Этимъ оканчивается «Пѣсня о Нибелунгахъ». Въ вышеупомянутомъ «Плачѣ» заключаются нѣкоторыя дополнительныя подробности. Стихотвореніе начинается описаніемъ погребенія героевъ, падшихъ въ страшной битвѣ, и отчаянія Эцеля, усиливающагося ещё болѣе, когда Дитрихъ и Гильдебрандъ уѣзжаютъ отъ него. Вѣсть объ избіеніи бургундцевъ приноситъ къ нимъ на родину музыкантъ Свеммелинъ, отправляющійся туда въ сопровожденіи людей, которые везутъ съ собою оружіе павшихъ короля и воиновъ. На пути онъ заѣзжаетъ къ епископу Нассаускому Пильгриму, разсказываетъ ему обо всёмъ случившемся, и тотъ такъ поражонъ этою трагическою исторіею, что поручаетъ своему писцу Конраду записать её, ибо это — «величайшее событіе, какое когда либо происходило на свѣтѣ». Въ Вормсѣ привезённое Свеммелиномъ извѣстіе и видъ возвращённаго оружія производятъ страшное дѣйствіе. Старая мать Гунтера Ута умираетъ съ горя. Брунгильда остаётся въ безутѣшномъ одиночествѣ со своими маленькими сыновьями, послѣдними остатками нѣкогда блистательнаго и могущественнаго семейства.

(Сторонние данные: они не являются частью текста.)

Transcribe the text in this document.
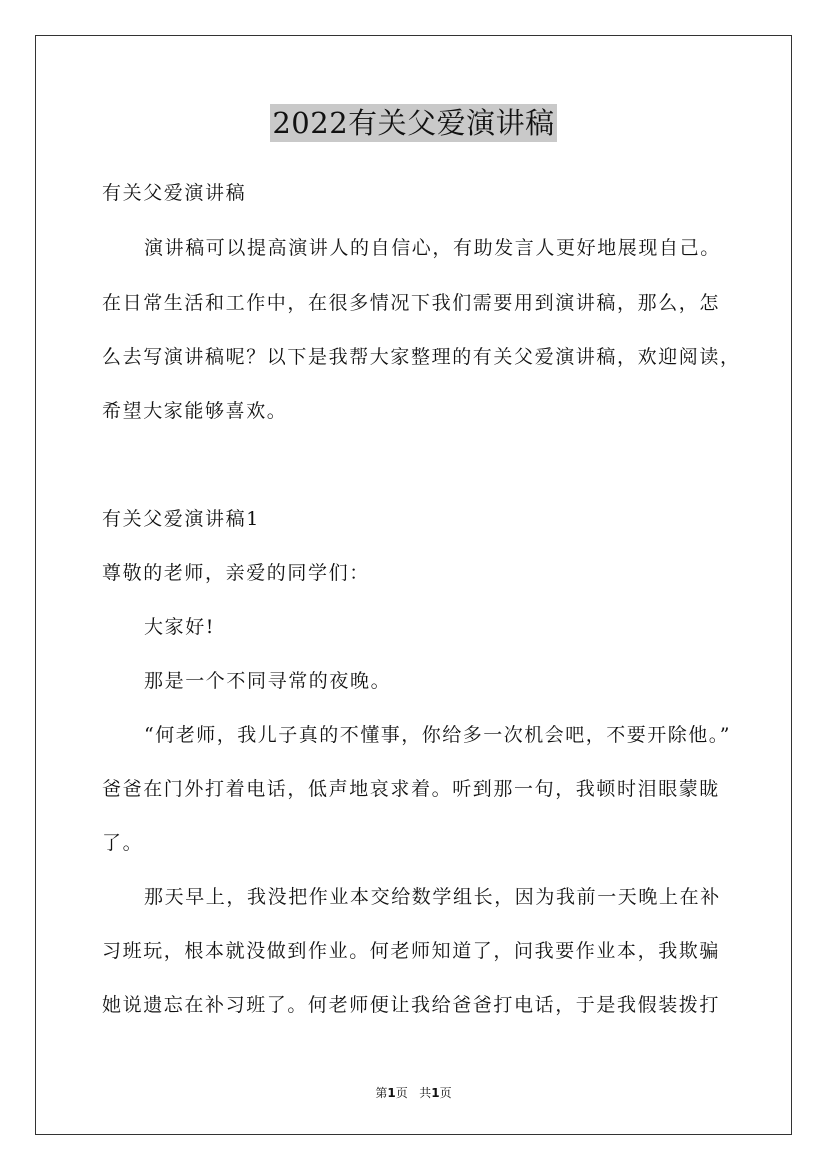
2022有关父爱演讲稿
有关父爱演讲稿
演讲稿可以提高演讲人的自信心，有助发言人更好地展现自己。
在日常生活和工作中，在很多情况下我们需要用到演讲稿，那么，怎
么去写演讲稿呢？以下是我帮大家整理的有关父爱演讲稿，欢迎阅读，
希望大家能够喜欢。
有关父爱演讲稿1
尊敬的老师，亲爱的同学们：
大家好!
那是一个不同寻常的夜晚。
“何老师，我儿子真的不懂事，你给多一次机会吧，不要开除他。”
爸爸在门外打着电话，低声地哀求着。听到那一句，我顿时泪眼蒙眬
了。
那天早上，我没把作业本交给数学组长，因为我前一天晚上在补
习班玩，根本就没做到作业。何老师知道了，问我要作业本，我欺骗
她说遗忘在补习班了。何老师便让我给爸爸打电话，于是我假装拨打
第1页 共1页
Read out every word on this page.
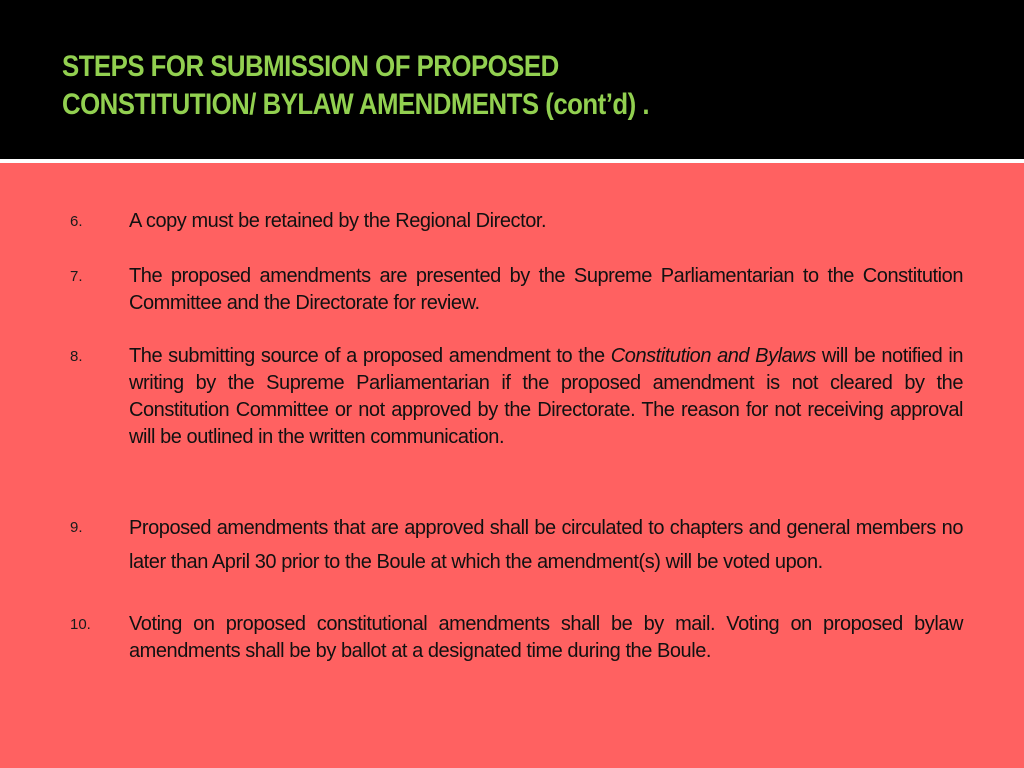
STEPS FOR SUBMISSION OF PROPOSED
CONSTITUTION/ BYLAW AMENDMENTS (cont’d) .
6. A copy must be retained by the Regional Director.
7. The proposed amendments are presented by the Supreme Parliamentarian to the Constitution Committee and the Directorate for review.
8. The submitting source of a proposed amendment to the Constitution and Bylaws will be notified in writing by the Supreme Parliamentarian if the proposed amendment is not cleared by the Constitution Committee or not approved by the Directorate. The reason for not receiving approval will be outlined in the written communication.
9. Proposed amendments that are approved shall be circulated to chapters and general members no later than April 30 prior to the Boule at which the amendment(s) will be voted upon.
10. Voting on proposed constitutional amendments shall be by mail. Voting on proposed bylaw amendments shall be by ballot at a designated time during the Boule.
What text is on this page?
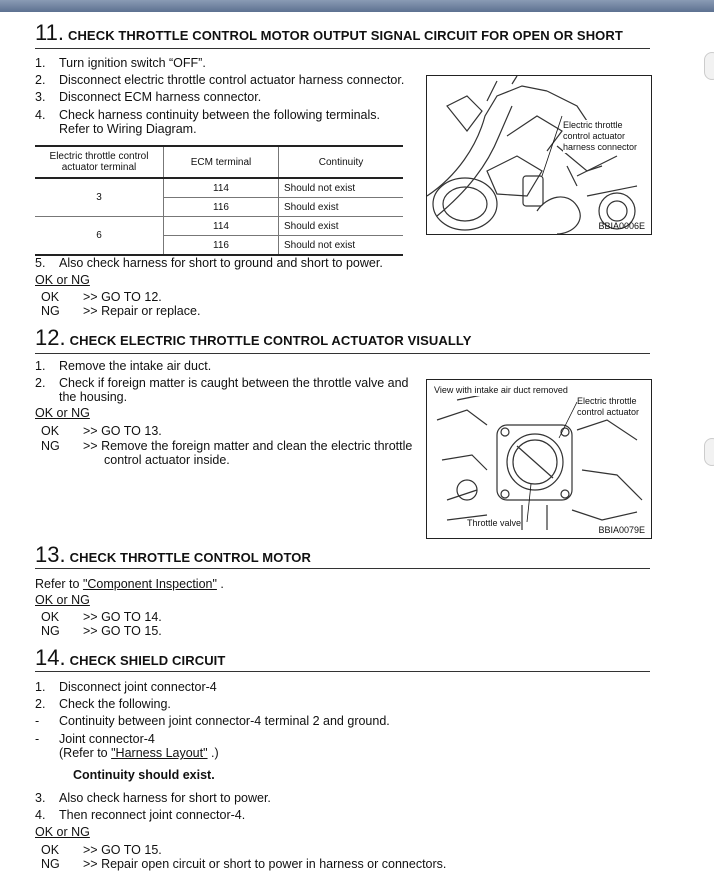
11. CHECK THROTTLE CONTROL MOTOR OUTPUT SIGNAL CIRCUIT FOR OPEN OR SHORT
1. Turn ignition switch “OFF”.
2. Disconnect electric throttle control actuator harness connector.
3. Disconnect ECM harness connector.
4. Check harness continuity between the following terminals.
Refer to Wiring Diagram.
Electric throttle control actuator terminal	ECM terminal	Continuity
3	114	Should not exist
	116	Should exist
6	114	Should exist
	116	Should not exist
5. Also check harness for short to ground and short to power.
OK or NG
OK >> GO TO 12.
NG >> Repair or replace.
Electric throttle control actuator harness connector
BBIA0006E
12. CHECK ELECTRIC THROTTLE CONTROL ACTUATOR VISUALLY
1. Remove the intake air duct.
2. Check if foreign matter is caught between the throttle valve and
the housing.
OK or NG
OK >> GO TO 13.
NG >> Remove the foreign matter and clean the electric throttle
control actuator inside.
View with intake air duct removed
Electric throttle control actuator
Throttle valve
BBIA0079E
13. CHECK THROTTLE CONTROL MOTOR
Refer to "Component Inspection" .
OK or NG
OK >> GO TO 14.
NG >> GO TO 15.
14. CHECK SHIELD CIRCUIT
1. Disconnect joint connector-4
2. Check the following.
- Continuity between joint connector-4 terminal 2 and ground.
- Joint connector-4
(Refer to "Harness Layout" .)
Continuity should exist.
3. Also check harness for short to power.
4. Then reconnect joint connector-4.
OK or NG
OK >> GO TO 15.
NG >> Repair open circuit or short to power in harness or connectors.
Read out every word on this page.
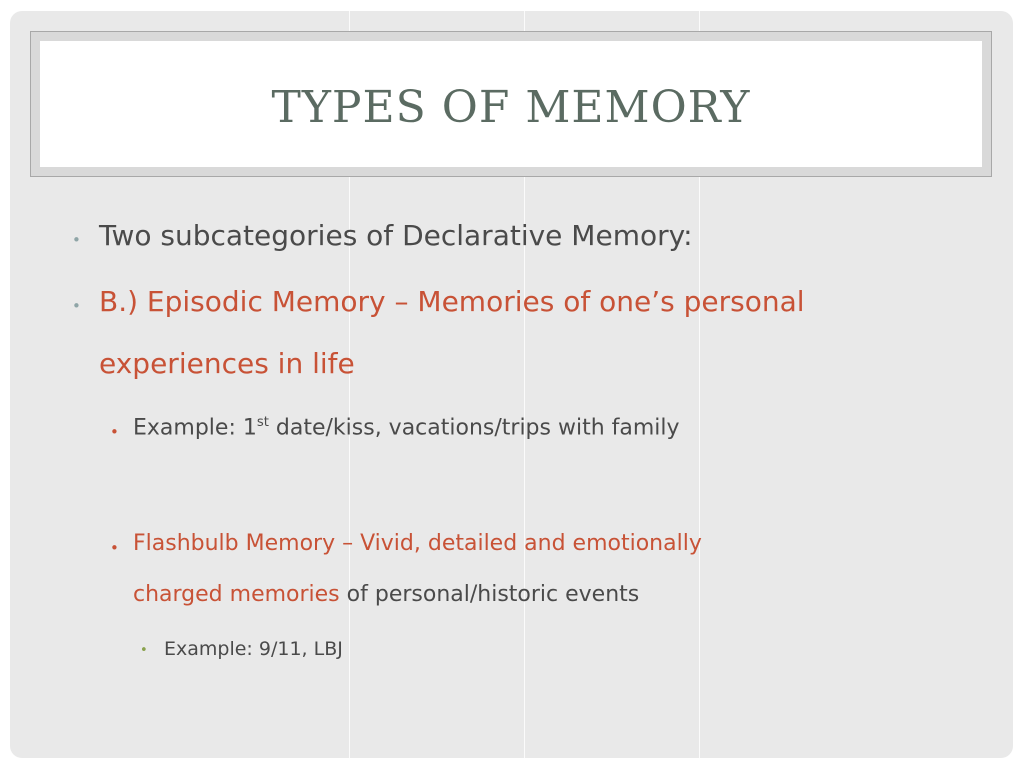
TYPES OF MEMORY
• Two subcategories of Declarative Memory:
• B.) Episodic Memory – Memories of one’s personal
experiences in life
• Example: 1st date/kiss, vacations/trips with family
• Flashbulb Memory – Vivid, detailed and emotionally
charged memories of personal/historic events
• Example: 9/11, LBJ
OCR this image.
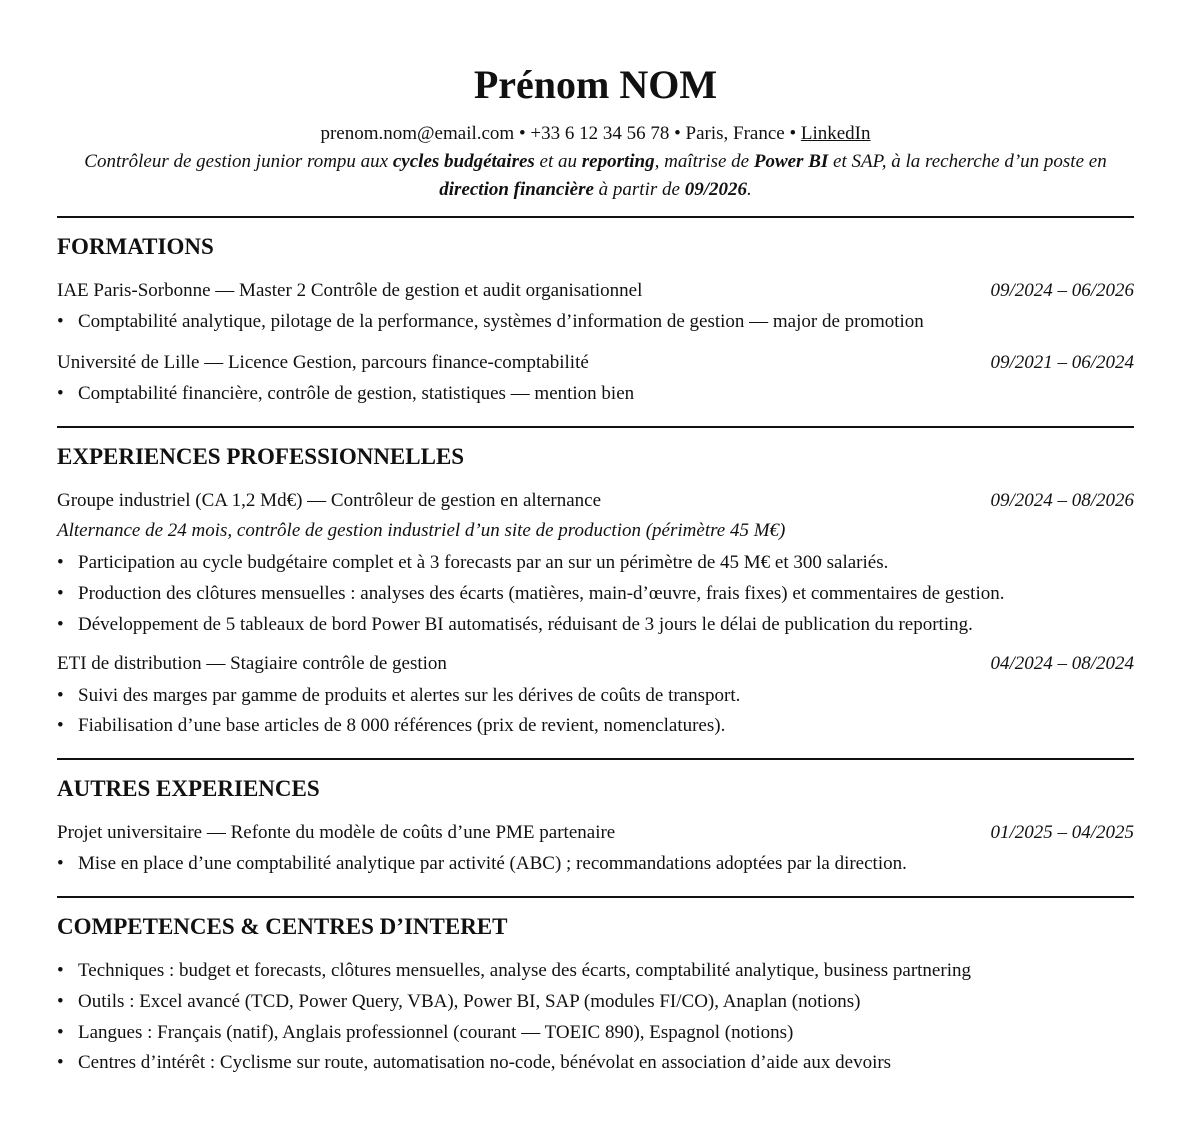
Prénom NOM
prenom.nom@email.com • +33 6 12 34 56 78 • Paris, France • LinkedIn
Contrôleur de gestion junior rompu aux cycles budgétaires et au reporting, maîtrise de Power BI et SAP, à la recherche d’un poste en direction financière à partir de 09/2026.
FORMATIONS
IAE Paris-Sorbonne — Master 2 Contrôle de gestion et audit organisationnel	09/2024 – 06/2026
• Comptabilité analytique, pilotage de la performance, systèmes d’information de gestion — major de promotion
Université de Lille — Licence Gestion, parcours finance-comptabilité	09/2021 – 06/2024
• Comptabilité financière, contrôle de gestion, statistiques — mention bien
EXPERIENCES PROFESSIONNELLES
Groupe industriel (CA 1,2 Md€) — Contrôleur de gestion en alternance	09/2024 – 08/2026
Alternance de 24 mois, contrôle de gestion industriel d’un site de production (périmètre 45 M€)
• Participation au cycle budgétaire complet et à 3 forecasts par an sur un périmètre de 45 M€ et 300 salariés.
• Production des clôtures mensuelles : analyses des écarts (matières, main-d’œuvre, frais fixes) et commentaires de gestion.
• Développement de 5 tableaux de bord Power BI automatisés, réduisant de 3 jours le délai de publication du reporting.
ETI de distribution — Stagiaire contrôle de gestion	04/2024 – 08/2024
• Suivi des marges par gamme de produits et alertes sur les dérives de coûts de transport.
• Fiabilisation d’une base articles de 8 000 références (prix de revient, nomenclatures).
AUTRES EXPERIENCES
Projet universitaire — Refonte du modèle de coûts d’une PME partenaire	01/2025 – 04/2025
• Mise en place d’une comptabilité analytique par activité (ABC) ; recommandations adoptées par la direction.
COMPETENCES & CENTRES D’INTERET
• Techniques : budget et forecasts, clôtures mensuelles, analyse des écarts, comptabilité analytique, business partnering
• Outils : Excel avancé (TCD, Power Query, VBA), Power BI, SAP (modules FI/CO), Anaplan (notions)
• Langues : Français (natif), Anglais professionnel (courant — TOEIC 890), Espagnol (notions)
• Centres d’intérêt : Cyclisme sur route, automatisation no-code, bénévolat en association d’aide aux devoirs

[9] Такимъ образомъ, относительно содержанія, въ «Пѣснѣ о Нибелунгахъ» смѣшиваются различные циклы туземныхъ эпическихъ сказаній и дѣйствуютъ въ одно и тоже время главные герои различныхъ эпопей. Съ одной стороны мы видимъ Дитриха Бернскаго, героя остъ-готскихъ пѣсень, Гильдебранда и Эцеля съ его гуннами, съ другой — Зигфрида, героя Нидерландскаго, рядомъ съ бургундскимъ цикломъ, средоточіемъ котораго является Гунтеръ и его семейство, и только въ концѣ поэмы обѣ группы соединяются вмѣстѣ. Внѣшняя форма поэмы — такъ называемая «Нибелунгова строфа», состоящая изъ четырёхъ стиховъ, между которыми первый риѳмуется со вторымъ, третій съ четвертымъ. Эта же самая форма употреблялась и для остальныхъ эпическихъ поэмъ и пѣсень среднихъ вѣковъ.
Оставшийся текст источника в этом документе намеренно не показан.